The match went out, but not before Cavvy had noticed the lengths of cord and realized their possibilities. Hastily picking them up, he turned the man over with some difficulty so that he lay upon his face. Five minutes later he had tied the fellow’s wrists firmly behind his back and made his ankles fast. Then he straightened up and wiped the perspiration from his forehead.
His mind was in turmoil of doubt and fear and uncertainty. Up to this moment he had acted almost entirely on impulse—an impulse born of nervous fright and the sense of self preservation. He felt certain that in another moment the man would have discovered him and so he had struck instinctively. But now that the tension had relaxed for a moment he did not know what to do.
More than anything else he wanted desperately to get away as quickly as he could and follow Ferris and Ritter back to town where the whole business could be turned over to the proper authorities. He had had more than enough of meddling with anything so fraught with risk and danger as this proved to be, and he blamed himself bitterly for not realizing at first how things were likely to turn out.
But there was Micky. His strange disappearance and the discovery of his stick beside the door made Cavanaugh feel almost certain that his friend was in the house. Remembering what Ferris had said about the motor car that slowed down, he wondered whether the occupant, who might easily have been one of the gang of spies, might not have come suddenly upon McBride and made him a prisoner. The wind and rain up there in the tree top would easily have drowned any sounds of a slight scuffle.
At all events Cavvy couldn’t make up his mind to run away and leave his friend. He didn’t want to venture into that spooky house at all, but he felt that he must at least make a reconnoiter and find out whether what he suspected was true or not.
He glanced again at the man on the grass. The fellow was breathing heavily, but showed no other signs of returning consciousness. With a long breath, Cavvy gripped the stick tightly in one hand and stepping over the sprawling body he cautiously crossed the threshold. Noiselessly, in those rubber-soles which had already served him well that night, he tip-toed down the hall to the foot of the stairs, where he paused to glance around. Even in the semi-darkness, the ruinous, uninhabited look of the place was unmistakable. There was not a stick of furniture to be seen—nothing but odds and ends of rubbish, a few empty packing cases and layers upon layers of dust and cobwebs. Blotches of mold and mildew streaked the walls; a damp chill penetrated to his very marrow. On either side of the hall, doors opened into various rooms, but these rooms were dark, and it was evidently not on this floor that the activities of the wireless gang were centered.
Cavanaugh lost little time in the survey. His teeth were chattering with nervousness and cold and he wanted to be moving.
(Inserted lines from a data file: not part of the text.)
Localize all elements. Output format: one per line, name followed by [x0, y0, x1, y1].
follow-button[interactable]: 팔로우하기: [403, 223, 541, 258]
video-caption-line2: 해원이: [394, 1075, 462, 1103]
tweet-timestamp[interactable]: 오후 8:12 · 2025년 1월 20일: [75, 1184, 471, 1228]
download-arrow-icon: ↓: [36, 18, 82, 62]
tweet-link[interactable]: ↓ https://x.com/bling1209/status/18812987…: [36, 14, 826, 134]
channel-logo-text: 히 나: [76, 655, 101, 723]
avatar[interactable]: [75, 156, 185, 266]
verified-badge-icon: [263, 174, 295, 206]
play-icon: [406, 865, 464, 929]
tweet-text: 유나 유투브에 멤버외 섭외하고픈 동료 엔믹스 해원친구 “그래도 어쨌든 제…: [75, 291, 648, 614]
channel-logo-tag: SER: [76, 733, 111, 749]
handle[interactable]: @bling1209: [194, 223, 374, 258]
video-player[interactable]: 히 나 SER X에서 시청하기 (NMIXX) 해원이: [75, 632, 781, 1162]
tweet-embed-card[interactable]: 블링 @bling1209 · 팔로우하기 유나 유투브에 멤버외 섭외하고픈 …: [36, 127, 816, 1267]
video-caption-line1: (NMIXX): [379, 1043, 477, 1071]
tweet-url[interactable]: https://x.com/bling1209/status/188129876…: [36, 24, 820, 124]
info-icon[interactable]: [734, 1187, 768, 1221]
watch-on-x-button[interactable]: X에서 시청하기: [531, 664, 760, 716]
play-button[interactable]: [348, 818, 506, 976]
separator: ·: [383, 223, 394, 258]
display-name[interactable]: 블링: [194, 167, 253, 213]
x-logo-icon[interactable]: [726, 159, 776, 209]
From above still came an intermittent sound of movement and that same clink of metallic objects which he had been unable before to place. Whoever was up there had evidently not yet taken alarm, and Cavvy quickly decided that it would be safe to venture further.
He took the stairs slowly, keeping close to the wall to avoid awkward creakings. Presently his eyes reached the level of the floor above and he saw that the light came through an open door not far from the head of the stairs. Dropping on hands and knees, he crept up the few remaining steps, gained the door and peered eagerly through the crack.
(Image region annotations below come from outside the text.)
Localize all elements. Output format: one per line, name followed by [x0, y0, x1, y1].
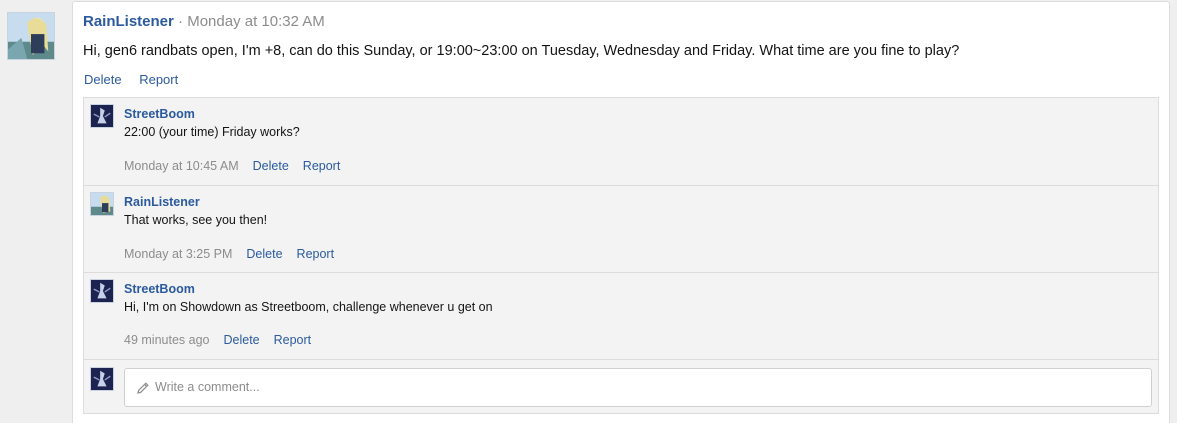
post-message: Hi, gen6 randbats open, I'm +8, can do t…: [83, 43, 960, 59]
comment-report-link[interactable]: Report: [274, 333, 312, 347]
comment-timestamp[interactable]: Monday at 10:45 AM: [124, 159, 239, 173]
post-separator: ·: [173, 13, 188, 30]
comment-composer: Write a comment...: [84, 360, 1158, 413]
comment-actions: Monday at 10:45 AM Delete Report: [124, 159, 354, 173]
post-timestamp[interactable]: Monday at 10:32 AM: [187, 13, 325, 30]
comment-item: StreetBoom Hi, I'm on Showdown as Street…: [84, 273, 1158, 360]
comment-report-link[interactable]: Report: [297, 247, 335, 261]
commenter-avatar[interactable]: [90, 104, 114, 128]
comment-actions: 49 minutes ago Delete Report: [124, 333, 325, 347]
comment-actions: Monday at 3:25 PM Delete Report: [124, 247, 348, 261]
comment-author-link[interactable]: StreetBoom: [124, 107, 195, 121]
comment-item: StreetBoom 22:00 (your time) Friday work…: [84, 98, 1158, 186]
comment-thread: StreetBoom 22:00 (your time) Friday work…: [83, 97, 1159, 414]
comment-delete-link[interactable]: Delete: [246, 247, 282, 261]
author-avatar[interactable]: [7, 12, 55, 60]
comment-delete-link[interactable]: Delete: [253, 159, 289, 173]
post-author-link[interactable]: RainListener: [83, 13, 174, 30]
post-actions: Delete Report: [84, 72, 192, 88]
comment-text: Hi, I'm on Showdown as Streetboom, chall…: [124, 300, 493, 314]
comment-input[interactable]: Write a comment...: [124, 368, 1152, 407]
comment-text: That works, see you then!: [124, 213, 268, 227]
comment-timestamp[interactable]: Monday at 3:25 PM: [124, 247, 232, 261]
current-user-avatar: [90, 367, 114, 391]
comment-text: 22:00 (your time) Friday works?: [124, 125, 300, 139]
comment-author-link[interactable]: RainListener: [124, 195, 200, 209]
post-delete-link[interactable]: Delete: [84, 72, 122, 87]
commenter-avatar[interactable]: [90, 279, 114, 303]
comment-author-link[interactable]: StreetBoom: [124, 282, 195, 296]
commenter-avatar[interactable]: [90, 192, 114, 216]
pencil-icon: [137, 382, 149, 394]
comment-delete-link[interactable]: Delete: [223, 333, 259, 347]
comment-timestamp[interactable]: 49 minutes ago: [124, 333, 209, 347]
post-report-link[interactable]: Report: [139, 72, 178, 87]
comment-report-link[interactable]: Report: [303, 159, 341, 173]
comment-input-placeholder: Write a comment...: [155, 380, 260, 394]
comment-item: RainListener That works, see you then! M…: [84, 186, 1158, 273]
post-header: RainListener · Monday at 10:32 AM: [83, 13, 325, 31]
From this point of vantage his glance swept curiously around the room. It was a large one, the walls streaked and spotted, with rotting remnants of paper hanging down in strips. The meager attempts at furnishing dotted the floor sparsely, like an oases in a desert. A bed, a table holding a small oil lamp, a couple of old chairs and a small, round stove thrust into the wide, old fashioned fireplace, practically comprised these furnishings.
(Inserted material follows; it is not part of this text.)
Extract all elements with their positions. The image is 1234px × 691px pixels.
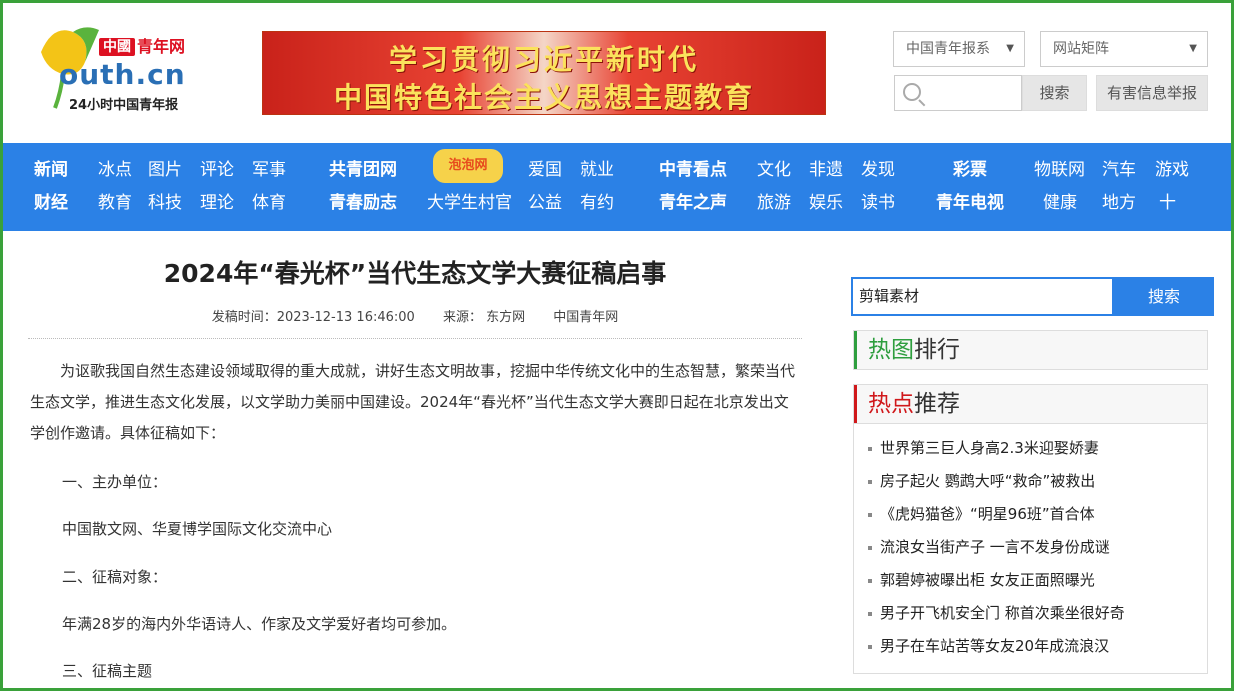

But against the outer wall was the most interesting feature of them all and one which instantly riveted the boy’s attention. A wide, rough bench stood there holding a complete wireless apparatus. That is, it had been complete at no very distant time. Just now it was being dismantled as rapidly as the nimble fingers of the fat man could accomplish the task. His back was toward the door, but wires, screws, switches, and various other wireless parts lay about in confusion, while the twitching elbows projecting from the rear of that grotesque, massive figure told something of the feverish haste with which the demolition was being carried on.